Sie hätte es sagen müssen. Bella hätte es allen beichten sollen. Aber sie war viel zu stur, um es zu tun. Ein kleiner Dickkopf, wie ihre Mutter früher behauptet hatte. Vermutlich hatte sie damit recht behalten. Bella war ein Dickkopf. Kein kleiner, sondern ein großer. Oder unendlich groß. Sie hätte es weitertreiben können, aber Bella war es leid; müde, sich gegen ihren Willen zu behaupten.

Das kannst du nicht als behaupten bezeichnen, konterte ihre innere Stimme. Du hast dich nie gegen deinen Willen behaupten können. Du hast schön alles hinuntergeschluckt und brav in dich hineingefressen! Was hast du nun davon? Du zerstörst dich selber. Du zerstörst dein Leben, das was dir lieb ist! Bist du glücklich damit? Freust du dich, deine Freunde, deine Familie in den Untergang zu reißen? Macht es dir Spaß, sie zu zerstören?!

Bei jedem ihrer Worte wurde sie lauter, brannte sich in ihr Trommelfell.

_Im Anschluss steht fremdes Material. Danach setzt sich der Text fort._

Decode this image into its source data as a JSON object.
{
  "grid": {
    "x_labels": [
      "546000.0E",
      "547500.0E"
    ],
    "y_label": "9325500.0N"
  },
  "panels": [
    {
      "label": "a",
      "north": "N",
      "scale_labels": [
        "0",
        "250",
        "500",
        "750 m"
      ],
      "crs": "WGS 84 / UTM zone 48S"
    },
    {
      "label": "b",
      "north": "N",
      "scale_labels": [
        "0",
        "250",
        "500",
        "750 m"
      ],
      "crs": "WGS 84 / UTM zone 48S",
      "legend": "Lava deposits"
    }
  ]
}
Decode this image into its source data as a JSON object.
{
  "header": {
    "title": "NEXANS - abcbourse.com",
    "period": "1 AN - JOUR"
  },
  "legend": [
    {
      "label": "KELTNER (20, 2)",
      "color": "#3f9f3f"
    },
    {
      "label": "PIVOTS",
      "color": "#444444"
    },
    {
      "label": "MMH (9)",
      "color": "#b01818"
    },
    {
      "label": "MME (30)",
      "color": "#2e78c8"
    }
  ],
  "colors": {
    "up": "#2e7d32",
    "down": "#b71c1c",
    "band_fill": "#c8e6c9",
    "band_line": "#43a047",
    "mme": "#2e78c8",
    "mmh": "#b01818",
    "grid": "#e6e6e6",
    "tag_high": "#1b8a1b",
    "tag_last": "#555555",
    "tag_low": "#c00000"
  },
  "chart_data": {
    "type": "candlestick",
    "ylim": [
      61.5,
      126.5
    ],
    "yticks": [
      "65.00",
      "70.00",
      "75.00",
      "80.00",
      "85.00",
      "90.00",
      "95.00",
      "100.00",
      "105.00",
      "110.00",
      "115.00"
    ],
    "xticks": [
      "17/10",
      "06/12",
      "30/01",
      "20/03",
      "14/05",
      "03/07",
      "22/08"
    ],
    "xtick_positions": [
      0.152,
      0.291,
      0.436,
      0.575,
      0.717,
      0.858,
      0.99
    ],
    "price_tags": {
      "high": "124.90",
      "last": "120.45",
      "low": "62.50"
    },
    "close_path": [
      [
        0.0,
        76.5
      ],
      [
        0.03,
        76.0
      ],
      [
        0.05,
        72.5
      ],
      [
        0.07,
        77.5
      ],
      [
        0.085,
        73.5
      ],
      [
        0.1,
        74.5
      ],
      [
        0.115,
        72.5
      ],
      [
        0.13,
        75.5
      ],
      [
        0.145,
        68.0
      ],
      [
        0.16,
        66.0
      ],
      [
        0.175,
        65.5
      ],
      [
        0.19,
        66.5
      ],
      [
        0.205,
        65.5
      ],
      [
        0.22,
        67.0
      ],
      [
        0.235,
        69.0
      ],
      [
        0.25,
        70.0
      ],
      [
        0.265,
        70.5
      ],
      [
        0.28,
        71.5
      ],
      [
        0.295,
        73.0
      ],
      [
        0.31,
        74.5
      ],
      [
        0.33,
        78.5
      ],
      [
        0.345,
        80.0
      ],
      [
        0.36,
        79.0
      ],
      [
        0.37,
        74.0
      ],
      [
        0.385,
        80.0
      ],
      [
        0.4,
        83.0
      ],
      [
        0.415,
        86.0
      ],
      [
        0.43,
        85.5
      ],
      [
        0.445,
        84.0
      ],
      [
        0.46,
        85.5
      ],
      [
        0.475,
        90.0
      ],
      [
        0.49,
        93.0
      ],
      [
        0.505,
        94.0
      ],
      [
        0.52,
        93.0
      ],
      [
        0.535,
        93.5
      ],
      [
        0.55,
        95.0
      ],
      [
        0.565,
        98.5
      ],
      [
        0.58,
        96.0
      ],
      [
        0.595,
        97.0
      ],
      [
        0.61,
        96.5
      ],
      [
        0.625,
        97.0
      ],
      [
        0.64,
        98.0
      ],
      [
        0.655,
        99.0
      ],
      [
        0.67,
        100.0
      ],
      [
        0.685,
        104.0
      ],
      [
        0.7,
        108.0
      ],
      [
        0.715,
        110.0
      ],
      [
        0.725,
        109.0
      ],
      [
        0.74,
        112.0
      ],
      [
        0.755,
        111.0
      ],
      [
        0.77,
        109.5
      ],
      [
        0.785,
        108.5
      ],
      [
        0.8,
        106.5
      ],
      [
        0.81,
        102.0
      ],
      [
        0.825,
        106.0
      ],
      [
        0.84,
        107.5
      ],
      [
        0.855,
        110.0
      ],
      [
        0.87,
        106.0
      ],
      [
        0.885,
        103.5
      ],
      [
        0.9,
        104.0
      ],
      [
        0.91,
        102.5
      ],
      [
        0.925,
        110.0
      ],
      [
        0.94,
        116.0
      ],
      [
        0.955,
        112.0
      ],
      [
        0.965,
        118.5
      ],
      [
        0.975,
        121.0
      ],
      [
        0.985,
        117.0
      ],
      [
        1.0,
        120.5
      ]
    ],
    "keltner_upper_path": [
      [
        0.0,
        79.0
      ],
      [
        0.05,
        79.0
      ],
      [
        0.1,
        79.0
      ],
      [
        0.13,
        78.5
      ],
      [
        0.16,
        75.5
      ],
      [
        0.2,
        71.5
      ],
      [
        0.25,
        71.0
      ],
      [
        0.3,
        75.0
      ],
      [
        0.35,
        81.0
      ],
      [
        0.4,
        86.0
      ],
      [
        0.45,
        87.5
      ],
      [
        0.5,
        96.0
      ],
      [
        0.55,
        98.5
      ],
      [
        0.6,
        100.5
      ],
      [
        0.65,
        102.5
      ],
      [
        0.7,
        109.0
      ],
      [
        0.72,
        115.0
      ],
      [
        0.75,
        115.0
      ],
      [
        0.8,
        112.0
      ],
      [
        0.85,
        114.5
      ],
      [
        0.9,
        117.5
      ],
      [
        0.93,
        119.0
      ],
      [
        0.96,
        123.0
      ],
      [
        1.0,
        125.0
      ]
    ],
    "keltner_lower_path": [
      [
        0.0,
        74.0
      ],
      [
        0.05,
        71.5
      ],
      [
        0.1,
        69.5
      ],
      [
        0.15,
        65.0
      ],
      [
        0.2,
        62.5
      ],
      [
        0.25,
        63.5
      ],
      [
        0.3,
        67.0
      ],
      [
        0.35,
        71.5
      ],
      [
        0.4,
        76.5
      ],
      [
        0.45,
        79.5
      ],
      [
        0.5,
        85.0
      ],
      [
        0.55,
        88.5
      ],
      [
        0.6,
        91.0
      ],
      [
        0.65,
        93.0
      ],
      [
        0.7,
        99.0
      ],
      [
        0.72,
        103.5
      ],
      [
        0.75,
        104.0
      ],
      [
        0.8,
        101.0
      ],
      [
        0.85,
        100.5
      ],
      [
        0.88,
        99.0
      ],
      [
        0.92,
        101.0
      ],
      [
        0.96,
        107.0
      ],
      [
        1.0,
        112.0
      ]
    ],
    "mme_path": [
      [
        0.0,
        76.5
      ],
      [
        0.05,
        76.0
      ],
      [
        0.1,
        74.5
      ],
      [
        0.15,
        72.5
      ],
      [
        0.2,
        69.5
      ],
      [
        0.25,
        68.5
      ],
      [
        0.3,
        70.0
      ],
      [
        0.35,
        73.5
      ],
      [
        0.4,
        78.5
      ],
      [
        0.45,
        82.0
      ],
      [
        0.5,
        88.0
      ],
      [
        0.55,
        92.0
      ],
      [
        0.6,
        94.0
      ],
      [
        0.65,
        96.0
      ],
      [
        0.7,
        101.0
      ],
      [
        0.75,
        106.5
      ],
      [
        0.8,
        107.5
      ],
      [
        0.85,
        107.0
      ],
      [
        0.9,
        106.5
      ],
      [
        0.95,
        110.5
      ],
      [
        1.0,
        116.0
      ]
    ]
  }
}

Bella versuchte sich zu sträuben, presste sich vergebens die Hände auf die Ohren, um die Worte nicht wahrzunehmen. Es brachte nichts. Tief ätzten sich die gesagten Fetzen in ihr Inneres.

Stumm öffnete Bella ihren Mund. Nichts. Kein erlösender Schrei. Einfach nur Leere. Völlige Stille, die in ihr rumorte.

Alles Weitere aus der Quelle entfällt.